The face of dedication: 35 years and counting
Jean McEachern’s contribution to St. Peter’s Hospital (SPH) is hard to quantify.
She has been volunteering there for 35-years, more than a third of her life. She visits twice each week. She has given over 19,000 hours of her time.
By the numbers, her dedication is obvious. But these figures don’t do justice to the incredible impact she has had on the hospital’s patients and staff.
“It is nearly impossible to measure the impact of Jean’s visits with patients,” says Joan Annibale, coordinator for Volunteer Resources at St. Peter’s Hospital. “Just imagine the compassion she has shown to so many over the years.”
McEachern recently received her 35-year pin in recognition of the three and a half decades she has contributed to Hamilton Health Sciences. She has spent most of those years volunteering in the Palliative Care Program, which she has been part of since it began.

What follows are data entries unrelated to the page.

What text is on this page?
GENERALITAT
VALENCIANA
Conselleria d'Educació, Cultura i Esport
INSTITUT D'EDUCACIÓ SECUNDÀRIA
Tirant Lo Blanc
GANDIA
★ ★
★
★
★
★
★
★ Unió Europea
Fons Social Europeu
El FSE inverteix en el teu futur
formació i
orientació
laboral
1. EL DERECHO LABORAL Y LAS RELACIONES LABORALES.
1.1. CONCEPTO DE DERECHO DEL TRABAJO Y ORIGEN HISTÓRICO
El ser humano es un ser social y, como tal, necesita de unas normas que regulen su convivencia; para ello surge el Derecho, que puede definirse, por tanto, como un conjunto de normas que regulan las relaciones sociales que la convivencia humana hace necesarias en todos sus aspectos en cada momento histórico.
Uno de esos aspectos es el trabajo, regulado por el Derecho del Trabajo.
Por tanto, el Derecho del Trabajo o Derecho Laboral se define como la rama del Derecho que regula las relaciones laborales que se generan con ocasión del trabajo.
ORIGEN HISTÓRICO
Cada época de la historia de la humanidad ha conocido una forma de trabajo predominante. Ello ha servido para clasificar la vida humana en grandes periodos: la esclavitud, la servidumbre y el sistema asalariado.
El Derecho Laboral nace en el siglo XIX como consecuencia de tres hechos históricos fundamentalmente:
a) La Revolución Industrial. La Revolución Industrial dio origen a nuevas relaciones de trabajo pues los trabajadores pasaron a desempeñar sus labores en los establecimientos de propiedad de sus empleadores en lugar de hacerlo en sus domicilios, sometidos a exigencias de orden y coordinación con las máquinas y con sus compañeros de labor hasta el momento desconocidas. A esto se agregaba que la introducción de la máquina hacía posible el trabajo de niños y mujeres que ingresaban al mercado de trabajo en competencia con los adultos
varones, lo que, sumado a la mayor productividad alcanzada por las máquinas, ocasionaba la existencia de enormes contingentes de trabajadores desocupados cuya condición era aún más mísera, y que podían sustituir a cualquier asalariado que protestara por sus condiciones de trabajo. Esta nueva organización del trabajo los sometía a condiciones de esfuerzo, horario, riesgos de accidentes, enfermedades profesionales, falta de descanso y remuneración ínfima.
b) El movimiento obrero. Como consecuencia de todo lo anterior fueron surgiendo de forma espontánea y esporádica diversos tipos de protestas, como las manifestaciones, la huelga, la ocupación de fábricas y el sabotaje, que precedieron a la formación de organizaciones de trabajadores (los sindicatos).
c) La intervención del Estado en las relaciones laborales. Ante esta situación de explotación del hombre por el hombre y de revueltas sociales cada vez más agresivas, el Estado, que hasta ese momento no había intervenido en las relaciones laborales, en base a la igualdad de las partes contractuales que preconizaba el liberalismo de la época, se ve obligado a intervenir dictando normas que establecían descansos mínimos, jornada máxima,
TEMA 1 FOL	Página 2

Like all staff in the program, clinical manager, Carol McKenna, can’t imagine it without her. “Jean long pre-dated my arrival and she is an enormously well respected member of the team,” McKenna says.
As a palliative care volunteer, McEachern has often sat at the bedsides of patients during their final moments of life. “She is a very special person,” says McKenna. “She has an intuitive sense of how to be with our patients and families during very stressful times. She easily builds rapport with them and helps them focus on the here and now and enjoying themselves in the moment.”
McEachern sees her time with these patients as way to comfort them. “I wouldn’t want to be alone,” she says. “The hospital is so busy. Nurses don’t have a lot of time to spend with patients and families are so scattered around these days. I feel really useful.” She also appreciates the purpose and companionship her volunteering brings, since her own family is far away.
Over the years, she has become a staple at many popular hospital events. She’s been a clown at a Hallowe’en party, Mrs. Claus at SPH’s annual Festival of Lights Celebration. A favourite of hers is the annual Urban Fishing Derby where she helps patients cast a line in the local community pool. She cherishes the moments she spends with patients when they’re doing the simple things they love. “The social part, the dinners. Doing all the different activities has really been a lot of fun.”
35-years in, McEachern has no plans to slow down. And staff at in the Palliative Care Program are grateful to hear it.